Tags are typically available to be added in the post in the side columns and are usually featured in the footer of a post so as to stay on the same linking structure.
Backend organization: WordPress devotes a section to tags so one can go and add metadata and copy to the tag pages:
.com/tag/your-page/
Categories
Honestly, anymore the only difference between Tags and Categories is that Tags all sit in the same subfolder – typically .com/tag/ though I just made one tag structure – subplot – for a recent site (always wanted to do that). And with more people just putting all their posts on the top subpage level – .com/right-here/ – Categories are being treated like tags.

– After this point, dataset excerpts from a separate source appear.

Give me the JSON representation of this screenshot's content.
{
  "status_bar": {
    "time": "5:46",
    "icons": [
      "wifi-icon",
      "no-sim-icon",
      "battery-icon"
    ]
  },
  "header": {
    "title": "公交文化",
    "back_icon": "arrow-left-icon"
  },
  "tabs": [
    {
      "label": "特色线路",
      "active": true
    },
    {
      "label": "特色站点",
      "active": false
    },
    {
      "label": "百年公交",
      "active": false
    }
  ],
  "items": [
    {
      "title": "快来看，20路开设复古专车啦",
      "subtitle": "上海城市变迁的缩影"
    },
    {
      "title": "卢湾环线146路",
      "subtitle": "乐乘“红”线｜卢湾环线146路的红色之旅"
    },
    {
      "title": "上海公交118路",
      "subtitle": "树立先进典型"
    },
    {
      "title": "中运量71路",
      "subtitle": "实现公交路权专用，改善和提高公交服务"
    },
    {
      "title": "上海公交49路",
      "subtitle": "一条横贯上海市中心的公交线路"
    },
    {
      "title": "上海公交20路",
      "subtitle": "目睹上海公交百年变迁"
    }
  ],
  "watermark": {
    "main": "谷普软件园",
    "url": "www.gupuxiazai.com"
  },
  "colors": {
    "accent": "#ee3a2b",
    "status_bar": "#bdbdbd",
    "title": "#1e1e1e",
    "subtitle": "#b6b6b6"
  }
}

But in the traditional sense, if you want to run Categories like how I stubbornly do, I make sure the site runs on the .com/category-name/blog-post/. This way you can blog for SEO
Permalinks
Or clean URLs. This is the one where the URL structures are defined. On this site – at the time I wrote this – .com/category-name/blog-post/. I do so because I still use the categories as primary topics of which I write about.
XML Sitemaps
XML Sitemaps are tables of content that are used in search engine webmasters. There is a basic XML sitemap and different sitemap index structures. Here’s a list of XML Sitemaps that can be created & used.
For the PERFECT blog platform, I’d like to see…
- I’d like to see them run with presets. Especially if the format allows for multiple themes within the sites – pages, posts, contact forms for A/B Multivariate testings. Setting post / page creation with preset defaults will expedite content creation. A list of…5 would do.
- Sitemaps created include video, tags, sliders & images. The ability to segment those sitemaps and name them specifically would be great on a format.
- Places to put in webmaster verification tags and Google Analytics towards the header.
- Social media integration with a sidebar float like on this one but where the f*****’ facebook doesn’t misreport including simple spaces for JS integrations – facebook insights, digg & twitter JS…
- Ease of header / footer creation. Especially when creating fat footers.